Iedereen heeft wel een passie.
Is dat waar? Een passie is hevig: zweept je op, voert je mee, maakt alle andere dingen futiel. Een passie is een natuurkracht, een wervelstorm bijvoorbeeld, waar je je niet tegen kunt verzetten.
Zo’n intens gevoel is niet voor alledag. Het is zelfs vrij uitzonderlijk, en als het zich dan toch in je leven openbaart, is dat meestal kortstondig. Een passie die altijd maar door- en doorgaat zou immers alles wegbranden en niets van je overlaten.

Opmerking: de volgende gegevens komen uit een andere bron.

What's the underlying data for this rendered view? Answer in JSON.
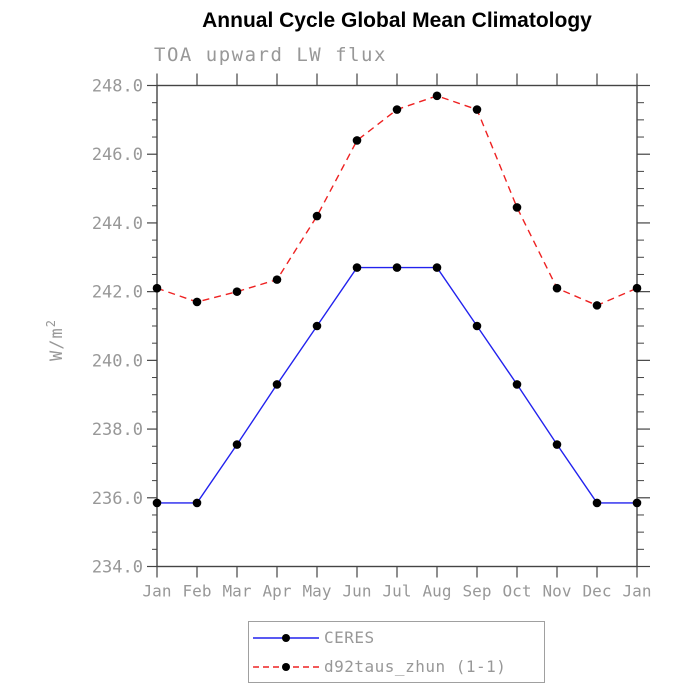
{
  "chart_data": {
    "type": "line",
    "title": "Annual Cycle Global Mean Climatology",
    "subtitle": "TOA upward LW flux",
    "ylabel": "W/m²",
    "categories": [
      "Jan",
      "Feb",
      "Mar",
      "Apr",
      "May",
      "Jun",
      "Jul",
      "Aug",
      "Sep",
      "Oct",
      "Nov",
      "Dec",
      "Jan"
    ],
    "ylim": [
      234.0,
      248.0
    ],
    "ytick_step": 2.0,
    "ytick_minor_step": 0.5,
    "ytick_labels": [
      "248.0",
      "246.0",
      "244.0",
      "242.0",
      "240.0",
      "238.0",
      "236.0",
      "234.0"
    ],
    "grid": false,
    "legend_position": "bottom-center",
    "series": [
      {
        "name": "CERES",
        "color": "#2222ee",
        "style": "solid",
        "marker": "black-dot",
        "values": [
          235.85,
          235.85,
          237.55,
          239.3,
          241.0,
          242.7,
          242.7,
          242.7,
          241.0,
          239.3,
          237.55,
          235.85,
          235.85
        ]
      },
      {
        "name": "d92taus_zhun (1-1)",
        "color": "#ee2222",
        "style": "dashed",
        "marker": "black-dot",
        "values": [
          242.1,
          241.7,
          242.0,
          242.35,
          244.2,
          246.4,
          247.3,
          247.7,
          247.3,
          244.45,
          242.1,
          241.6,
          242.1
        ]
      }
    ]
  },
  "colors": {
    "axis": "#444444",
    "label": "#989898",
    "marker": "#000000",
    "title": "#000000",
    "legend_border": "#a0a0a0",
    "background": "#ffffff"
  }
}
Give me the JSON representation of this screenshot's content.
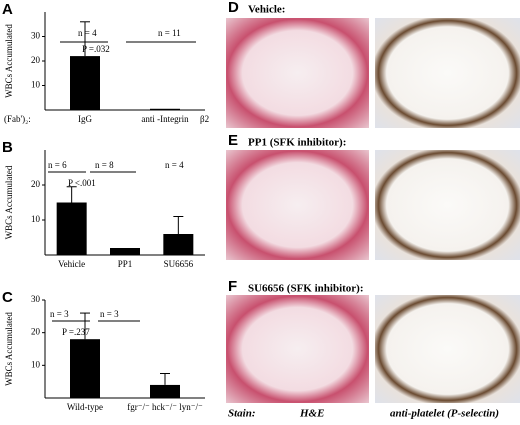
{
  "chart_data": [
    {
      "type": "bar",
      "panel": "A",
      "ylabel": "WBCs Accumulated",
      "categories": [
        "IgG",
        "anti -Integrin"
      ],
      "values": [
        22,
        0.5
      ],
      "errors": [
        14,
        0
      ],
      "color": "#000000",
      "ylim": [
        0,
        40
      ],
      "yticks": [
        10,
        20,
        30
      ],
      "annotations": [
        "n = 4",
        "n = 11",
        "P =.032",
        "(Fab')₂:",
        "β2"
      ]
    },
    {
      "type": "bar",
      "panel": "B",
      "ylabel": "WBCs Accumulated",
      "categories": [
        "Vehicle",
        "PP1",
        "SU6656"
      ],
      "values": [
        15,
        2,
        6
      ],
      "errors": [
        4.5,
        0,
        5
      ],
      "color": "#000000",
      "ylim": [
        0,
        30
      ],
      "yticks": [
        10,
        20
      ],
      "annotations": [
        "n = 6",
        "n = 8",
        "n = 4",
        "P <.001"
      ]
    },
    {
      "type": "bar",
      "panel": "C",
      "ylabel": "WBCs Accumulated",
      "categories": [
        "Wild-type",
        "fgr⁻/⁻ hck⁻/⁻ lyn⁻/⁻"
      ],
      "values": [
        18,
        4
      ],
      "errors": [
        8,
        3.5
      ],
      "color": "#000000",
      "ylim": [
        0,
        30
      ],
      "yticks": [
        10,
        20,
        30
      ],
      "annotations": [
        "n = 3",
        "n = 3",
        "P =.237"
      ]
    }
  ],
  "panels": [
    {
      "label": "D",
      "title": "Vehicle:"
    },
    {
      "label": "E",
      "title": "PP1 (SFK inhibitor):"
    },
    {
      "label": "F",
      "title": "SU6656 (SFK inhibitor):"
    }
  ],
  "stain": {
    "label": "Stain:",
    "left": "H&E",
    "right": "anti-platelet (P-selectin)"
  }
}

Toch heeft iedereen een passie. Nederland is tegenwoordig een gepassioneerd land. De een heeft een passie voor gamen, de ander voor zijn vak als econoom. Weer een ander voelt een passie voor haar katten, of haar parkiet. Of voor figuurzagen, of kroketten. Een passie voor de bomen in de stad, voor het politieke debat, voor mooie schoenen, voor sporten, voor je eigen bedrijf – het komt allemaal voor. Passie is zo alomtegenwoordig, dat de vurigheid er inmiddels door het vele gebruik van af gesleten is.
Wie zegt: `ik heb een passie voor mijn werk’, bedoelt eigenlijk: `Ik vind mijn werk heel belangrijk’, of: `Mijn werk is mijn hobby’. Maar `hobby’, dat kan echt niet meer, dat is zo jaren negentig. Taal is een natuurkracht die voortdurend verandert.